The vector store approach @Anshul_Namdev mentioned is solid if you’re doing repeated queries on the same data, but for what you’re describing (generating one summary report) I’d go with what @A_A4 is suggesting — the two-pass summarization pattern. You batch the data, get mini-summaries from each batch, then feed all those mini-summaries into a final AI call that synthesizes everything into one report. The key is that your batch summaries need to be dense enough to capture the important stuff but short enough that combining 40 of them still fits in context, so you’re basically compressing 2000 rows into maybe 40 paragraphs and then asking the AI to find patterns across those paragraphs. For support tickets specifically I’d have the first pass extract things like “ticket category counts, common complaints, sentiment breakdown, notable outliers” rather than just “summarize these tickets” because that gives you more structured data to work with in the final synthesis step.

2 Likes

I separated the summarization into 2 different agents, I still get that error sometimes (maybe it depends on the AI model I am using for the node, but I was able to summarize at least 1200 rows. I am trying to improve the outcome from the first agent, making it metrics oriented (just numbers and less words), so that it would be easier for the second agent to work on the result coming from there. I will let you know, but so far it was a huge progress! Thanks!

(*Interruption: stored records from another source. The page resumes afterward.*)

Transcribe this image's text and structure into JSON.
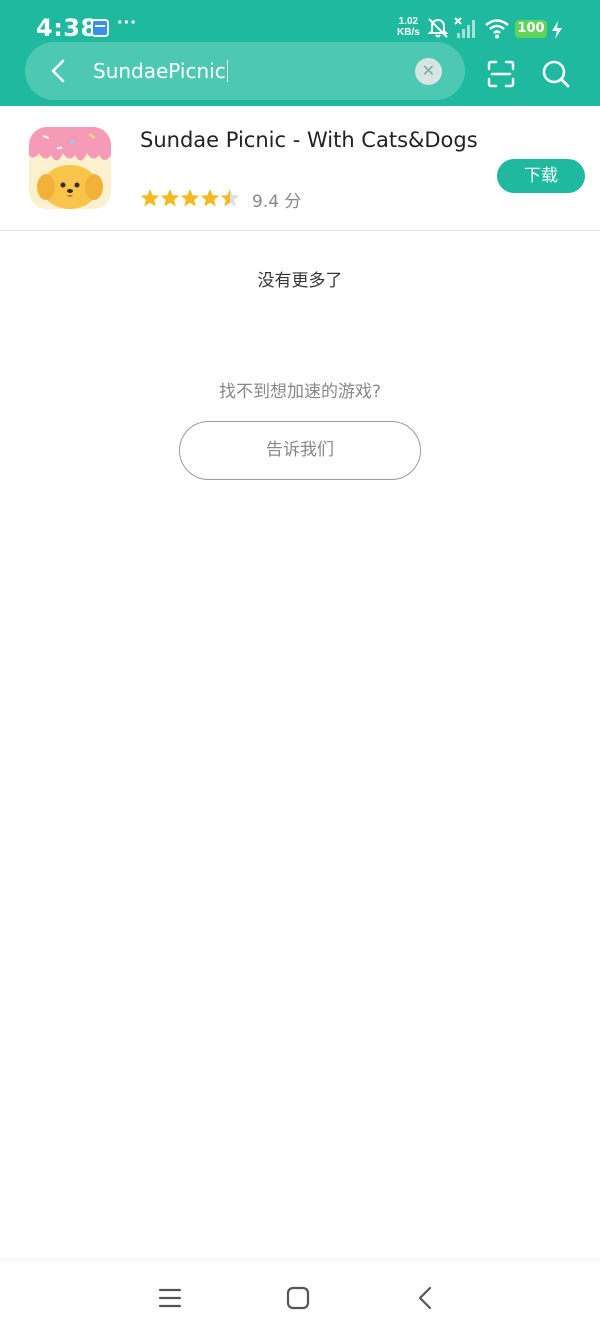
{
  "status_bar": {
    "time": "4:38",
    "more": "···",
    "net_speed_value": "1.02",
    "net_speed_unit": "KB/s",
    "battery": "100"
  },
  "search": {
    "query": "SundaePicnic"
  },
  "results": [
    {
      "title": "Sundae Picnic - With Cats&Dogs",
      "rating": 4.5,
      "rating_text": "9.4 分",
      "action_label": "下载"
    }
  ],
  "footer_text": {
    "no_more": "没有更多了",
    "not_found": "找不到想加速的游戏?",
    "tell_us_label": "告诉我们"
  },
  "colors": {
    "brand": "#1fb9a0",
    "star": "#f5b81f"
  },
  "icons": {
    "back": "back-icon",
    "clear": "clear-icon",
    "scan": "scan-icon",
    "search": "search-icon",
    "menu": "menu-icon",
    "home": "home-icon",
    "nav_back": "nav-back-icon"
  }
}
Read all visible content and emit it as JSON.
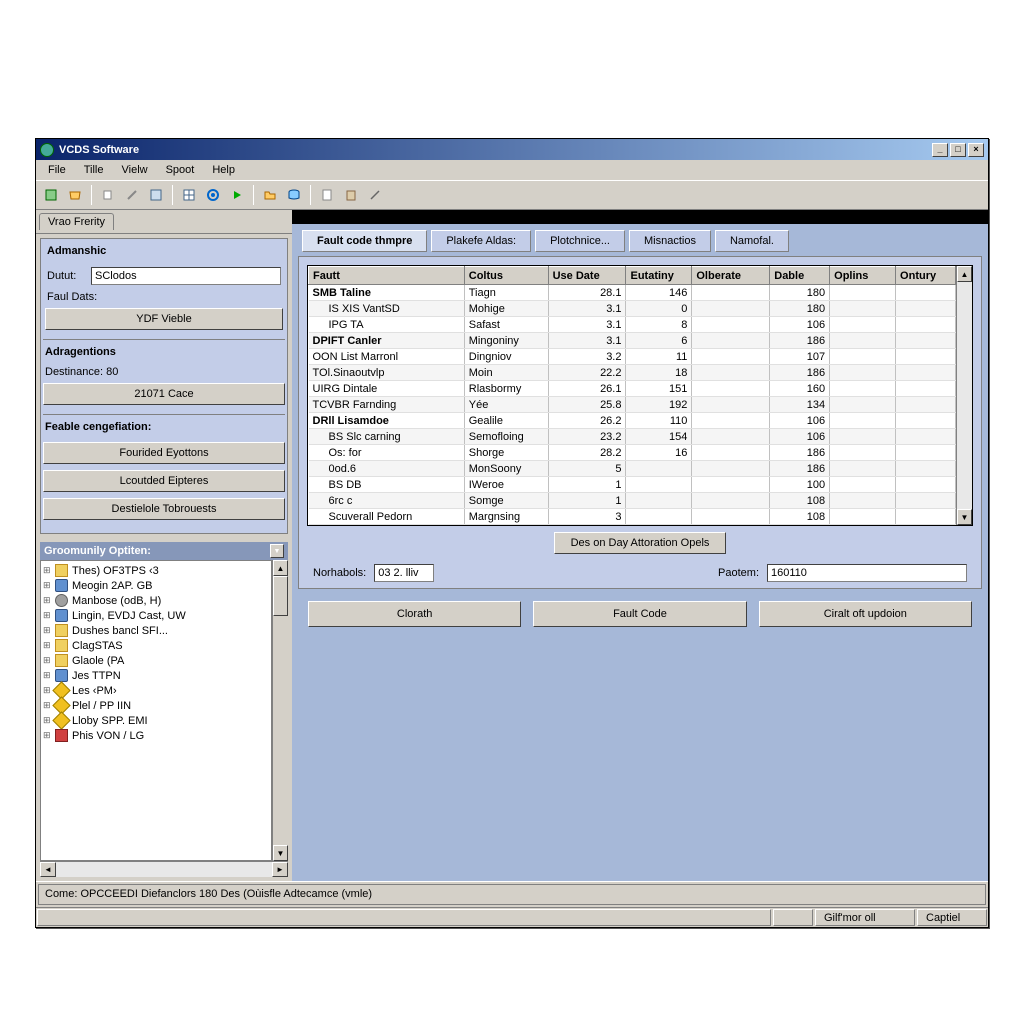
{
  "titlebar": {
    "title": "VCDS Software"
  },
  "menu": {
    "file": "File",
    "title": "Tille",
    "view": "Vielw",
    "sport": "Spoot",
    "help": "Help"
  },
  "left": {
    "tab": "Vrao Frerity",
    "panel1_title": "Admanshic",
    "dutut_label": "Dutut:",
    "dutut_value": "SClodos",
    "faul_dats": "Faul Dats:",
    "ydf_btn": "YDF Vieble",
    "panel2_title": "Adragentions",
    "destinance": "Destinance:  80",
    "cace_btn": "21071 Cace",
    "panel3_title": "Feable cengefiation:",
    "btn1": "Fourided Eyottons",
    "btn2": "Lcoutded Eipteres",
    "btn3": "Destielole Tobrouests",
    "tree_title": "Groomunily Optiten:",
    "tree": [
      "Thes) OF3TPS ‹3",
      "Meogin 2AP. GB",
      "Manbose (odB, H)",
      "Lingin, EVDJ Cast, UW",
      "Dushes bancl  SFI...",
      "ClagSTAS",
      "Glaole  (PA",
      "Jes TTPN",
      "Les ‹PM›",
      "Plel / PP IIN",
      "Lloby SPP. EMI",
      "Phis VON / LG"
    ]
  },
  "main": {
    "tabs": [
      "Fault code thmpre",
      "Plakefe Aldas:",
      "Plotchnice...",
      "Misnactios",
      "Namofal."
    ],
    "headers": [
      "Fautt",
      "Coltus",
      "Use Date",
      "Eutatiny",
      "Olberate",
      "Dable",
      "Oplins",
      "Ontury"
    ],
    "rows": [
      {
        "c": [
          "SMB Taline",
          "Tiagn",
          "28.1",
          "146",
          "",
          "180",
          "",
          ""
        ],
        "b": true
      },
      {
        "c": [
          "IS XIS VantSD",
          "Mohige",
          "3.1",
          "0",
          "",
          "180",
          "",
          ""
        ],
        "i": true
      },
      {
        "c": [
          "IPG TA",
          "Safast",
          "3.1",
          "8",
          "",
          "106",
          "",
          ""
        ],
        "i": true
      },
      {
        "c": [
          "DPIFT Canler",
          "Mingoniny",
          "3.1",
          "6",
          "",
          "186",
          "",
          ""
        ],
        "b": true
      },
      {
        "c": [
          "OON List Marronl",
          "Dingniov",
          "3.2",
          "11",
          "",
          "107",
          "",
          ""
        ]
      },
      {
        "c": [
          "TOl.Sinaoutvlp",
          "Moin",
          "22.2",
          "18",
          "",
          "186",
          "",
          ""
        ]
      },
      {
        "c": [
          "UIRG Dintale",
          "Rlasbormy",
          "26.1",
          "151",
          "",
          "160",
          "",
          ""
        ]
      },
      {
        "c": [
          "TCVBR Farnding",
          "Yée",
          "25.8",
          "192",
          "",
          "134",
          "",
          ""
        ]
      },
      {
        "c": [
          "DRll Lisamdoe",
          "Gealile",
          "26.2",
          "110",
          "",
          "106",
          "",
          ""
        ],
        "b": true
      },
      {
        "c": [
          "BS Slc carning",
          "Semofloing",
          "23.2",
          "154",
          "",
          "106",
          "",
          ""
        ],
        "i": true
      },
      {
        "c": [
          "Os: for",
          "Shorge",
          "28.2",
          "16",
          "",
          "186",
          "",
          ""
        ],
        "i": true
      },
      {
        "c": [
          "0od.6",
          "MonSoony",
          "5",
          "",
          "",
          "186",
          "",
          ""
        ],
        "i": true
      },
      {
        "c": [
          "BS DB",
          "IWeroe",
          "1",
          "",
          "",
          "100",
          "",
          ""
        ],
        "i": true
      },
      {
        "c": [
          "6rc c",
          "Somge",
          "1",
          "",
          "",
          "108",
          "",
          ""
        ],
        "i": true
      },
      {
        "c": [
          "Scuverall Pedorn",
          "Margnsing",
          "3",
          "",
          "",
          "108",
          "",
          ""
        ],
        "i": true
      }
    ],
    "center_btn": "Des on Day Attoration Opels",
    "norhabols_label": "Norhabols:",
    "norhabols_value": "03 2. lliv",
    "paotem_label": "Paotem:",
    "paotem_value": "160110",
    "btn_clorath": "Clorath",
    "btn_fault": "Fault Code",
    "btn_ciralt": "Ciralt oft updoion"
  },
  "status": {
    "line": "Come: OPCCEEDI Diefanclors 180 Des (Oùisfle  Adtecamce (vmle)",
    "cell1": "Gilf'mor oll",
    "cell2": "Captiel"
  }
}
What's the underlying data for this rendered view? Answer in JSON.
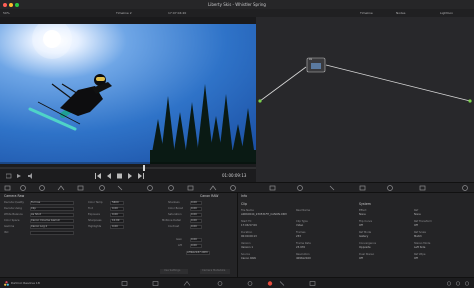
{
  "window": {
    "title": "Liberty Skis - Whistler Spring",
    "left_value": "50%",
    "timeline": "Timeline 2",
    "timecode_top": "17:07:04:20",
    "right_menu": [
      "Timeline",
      "Nodes",
      "Lightbox"
    ]
  },
  "toolbar": {
    "items": [
      "Gallery",
      "LUTs",
      "Media Pool",
      "Clips",
      "Timeline",
      "Nodes",
      "Lightbox"
    ]
  },
  "viewer": {
    "timecode": "01:00:09:13",
    "tool_label": "Group Pre-Clip"
  },
  "nodes": {
    "label": "01"
  },
  "camera_raw": {
    "header": "Camera Raw",
    "decode_label": "Decode Quality",
    "decode_value": "Full res - Premium",
    "rows": [
      {
        "label": "Decode Quality",
        "value": "Full res"
      },
      {
        "label": "Decode Using",
        "value": "Clip"
      },
      {
        "label": "White Balance",
        "value": "As Shot"
      },
      {
        "label": "Color Space",
        "value": "Canon Cinema Gamut"
      },
      {
        "label": "Gamma",
        "value": "Canon Log 2"
      },
      {
        "label": "ISO",
        "value": ""
      }
    ],
    "middle_rows": [
      {
        "label": "Color Temp",
        "value": "5600"
      },
      {
        "label": "Tint",
        "value": "0.00"
      },
      {
        "label": "Exposure",
        "value": "0.00"
      },
      {
        "label": "Sharpness",
        "value": "10.00"
      },
      {
        "label": "Highlights",
        "value": "0.00"
      }
    ],
    "right_header": "Canon RAW",
    "right_rows": [
      {
        "label": "Shadows",
        "value": "0.00"
      },
      {
        "label": "Color Boost",
        "value": "0.00"
      },
      {
        "label": "Saturation",
        "value": "0.00"
      },
      {
        "label": "Midtone Detail",
        "value": "0.00"
      },
      {
        "label": "Contrast",
        "value": "0.00"
      },
      {
        "label": "Gain",
        "value": "0.00"
      },
      {
        "label": "Lift",
        "value": "0.00"
      }
    ],
    "footer": "AH9A2187.CRM",
    "buttons": [
      "Use Settings",
      "Camera Metadata"
    ]
  },
  "info": {
    "header": "Info",
    "clip_header": "Clip",
    "system_header": "System",
    "clip": [
      {
        "label": "File Name",
        "value": "A006C044_230531FH_CANON.CRM"
      },
      {
        "label": "Start TC",
        "value": "17:06:57:09"
      },
      {
        "label": "Duration",
        "value": "00:00:09:13"
      },
      {
        "label": "Version",
        "value": "Version 1"
      },
      {
        "label": "Source",
        "value": "Canon RAW"
      }
    ],
    "clip_col2": [
      {
        "label": "Reel Name",
        "value": ""
      },
      {
        "label": "Clip Type",
        "value": "Video"
      },
      {
        "label": "Frames",
        "value": "233"
      },
      {
        "label": "Frame Rate",
        "value": "23.976"
      },
      {
        "label": "Resolution",
        "value": "4096x2160"
      }
    ],
    "system": [
      {
        "label": "Effect",
        "value": "None"
      },
      {
        "label": "Flip Curve",
        "value": "Off"
      },
      {
        "label": "Ref Mode",
        "value": "Gallery"
      },
      {
        "label": "Convergence",
        "value": "Opposite"
      },
      {
        "label": "Dual Stereo",
        "value": "Off"
      }
    ],
    "system_col2": [
      {
        "label": "Ref",
        "value": "None"
      },
      {
        "label": "Ref Transform",
        "value": "Off"
      },
      {
        "label": "Ref Scale",
        "value": "Match"
      },
      {
        "label": "Stereo Mode",
        "value": "Left Side"
      },
      {
        "label": "Ref Wipe",
        "value": "Off"
      }
    ]
  },
  "footer": {
    "app": "DaVinci Resolve 18"
  },
  "colors": {
    "accent": "#e64b3c",
    "node_line": "#d8d8d8",
    "green_dot": "#7ad14d"
  }
}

Nice, 1200 rows is a big jump from 300. Making the first agent output just numbers and metrics is exactly the right move, the less tokens in those intermediate summaries the more batches you can stuff into that final synthesis call. If you’re still hitting the 400 error occasionally you might also try switching to a model with a bigger context window for that second agent.

1 Like

Hi everyone and thanks for your help so far! I wanted to share the progress here. I was able to structure the metrics so that the final node is summarizing numbers instead of starting from sub-summaries, this makes the final summary more reliable and validation of final numbers so far has been correct. I have only one issue. The models that I’ve used so far are Llama nodes maverick 17, because they’re the largest model I have available. I don’t like the outcome of the final node, summary with other models (Such as Claude) are better structured. When I try to switch to a smaller model, it fails, even if It’s taking only a few items with metrics (for instance 12 items with a nice and clean json structure). Why does that happen? Am I missing anything important here?

@Carmela_Greco Everything is mostly correct in your flow, but the AI model you are using is not as capable of consistently meeting targets, consider using either Gemini models from Google AI Studio or i would prefer use OpenAI’s GPT-4o by far the best one for Automation related use cases, but if you want a specific output format from the AI agent use the Output parser tool in the AI agent and give a specific output instruction JSON there.